Just to note that all bad points can apply to many other shared hosts as well. Most of them oversell, resulting bad performance, and most of them use cpanel. While Jumba is no exception, it just puts Jumba into the very same category — “cheap oversold shared hosting”.

The Ugly

Now it might get a bit offencive.

  • Ugly reps: Not talking about you, Adam, but sometimes you do wonder why some other reps from Jumba is allowed to make those public comments that I will not link to. I know Jumba has been put through hard times in Australian forums such as Whirlpool, but signs of unprofessional-ism will only categorise Jumba as “kiddie’s host”. Good that it is getting quieter now.

  • Ugly security: Not entirely the fault of their admins, but security on a shared hosting can be very tricky sometimes. First there’s cpanel exploit and client-installed Mambo/Joomla related issues. Then they try to run their servers through security audit, and implemented some nasty firewalls which block legitimate customers. Many useful function stopped working in PHP, and customers complained. Two weeks later they have to rollback the security changes.

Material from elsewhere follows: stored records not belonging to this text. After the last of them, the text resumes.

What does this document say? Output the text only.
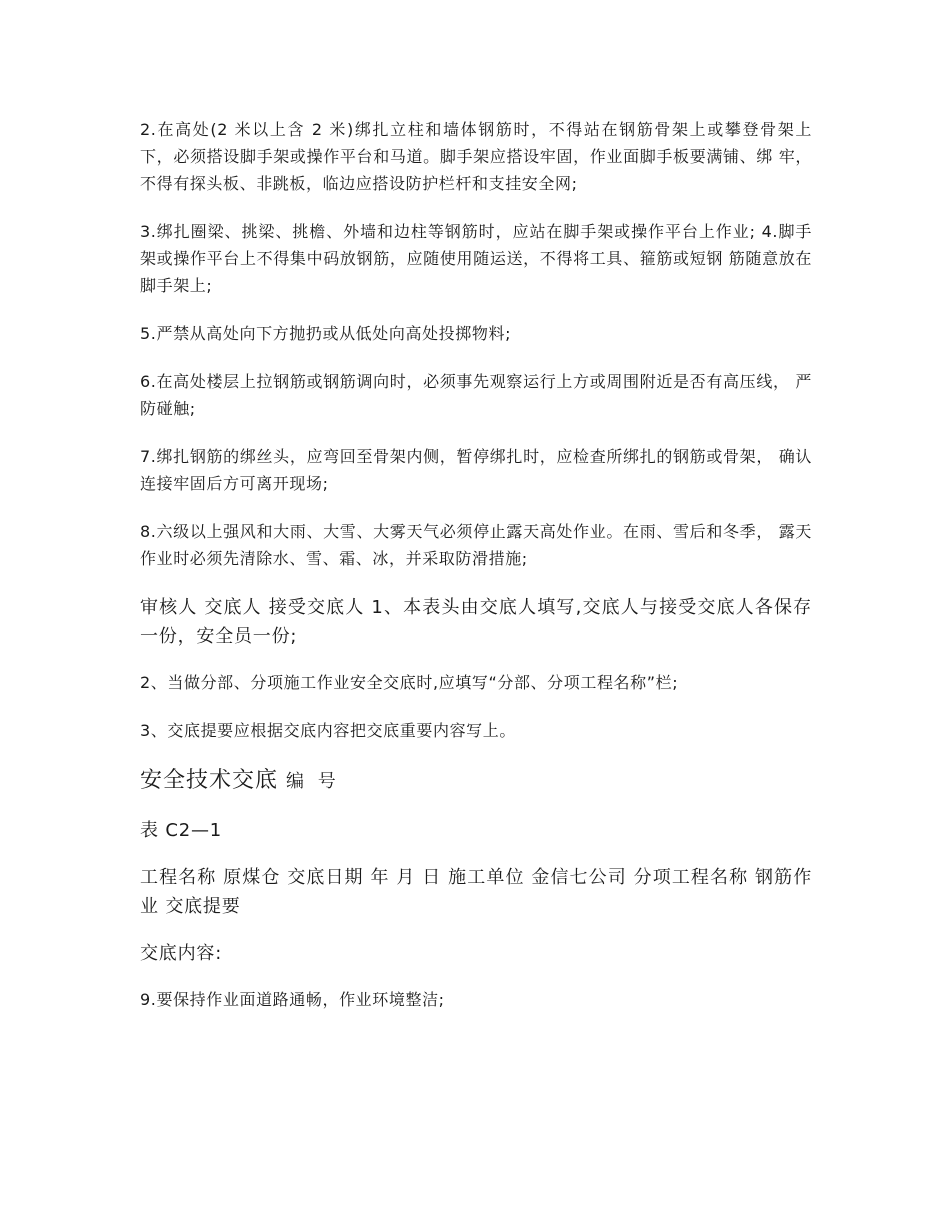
2.在高处(2 米以上含 2 米)绑扎立柱和墙体钢筋时，不得站在钢筋骨架上或攀登骨架上 下，必须搭设脚手架或操作平台和马道。脚手架应搭设牢固，作业面脚手板要满铺、绑 牢，不得有探头板、非跳板，临边应搭设防护栏杆和支挂安全网;

3.绑扎圈梁、挑梁、挑檐、外墙和边柱等钢筋时，应站在脚手架或操作平台上作业; 4.脚手架或操作平台上不得集中码放钢筋，应随使用随运送，不得将工具、箍筋或短钢 筋随意放在脚手架上;

5.严禁从高处向下方抛扔或从低处向高处投掷物料;

6.在高处楼层上拉钢筋或钢筋调向时，必须事先观察运行上方或周围附近是否有高压线， 严防碰触;

7.绑扎钢筋的绑丝头，应弯回至骨架内侧，暂停绑扎时，应检查所绑扎的钢筋或骨架， 确认连接牢固后方可离开现场;

8.六级以上强风和大雨、大雪、大雾天气必须停止露天高处作业。在雨、雪后和冬季， 露天作业时必须先清除水、雪、霜、冰，并采取防滑措施;

审核人 交底人 接受交底人 1、本表头由交底人填写,交底人与接受交底人各保存一份，安全员一份;

2、当做分部、分项施工作业安全交底时,应填写“分部、分项工程名称”栏;

3、交底提要应根据交底内容把交底重要内容写上。

安全技术交底 编 号

表 C2—1

工程名称 原煤仓 交底日期 年 月 日 施工单位 金信七公司 分项工程名称 钢筋作业 交底提要

交底内容:

9.要保持作业面道路通畅，作业环境整洁;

    I don’t know their admins personally, but somehow I find they are more of “follow the book” kind of admin. Getting a multi-user Linux system completely secured is difficult, especially when SSH access is allowed, and there’s another beast (cpanel) to fight against. But some hosts seem to be more competent than the others.

Conclusion

Let me re-state what I have already said. Jumba offers good Australian shared hosting with great value, but ultimately you do get what you have paid for. Maybe it is because I only have a personal account, somehow I find it is only suitable for personal sites. As my site continues to grow, I am not sure whether my Jumba account can grow with it.

As I’ve prepaid 12 month for the personal plan, I’ll just wait and see. Meanwhile, I am still in the process of researching a suitable Australian VPS, which should resolve most my issues (performance, cpanel, etc).

Update

12 December 2006

The site mentioned above is no longer hosted on Jumba. It got a traffic surge this month (Christmas I think), and I have moved it to my VPS at GPLHost just in case it runs out of allocated bandwidth.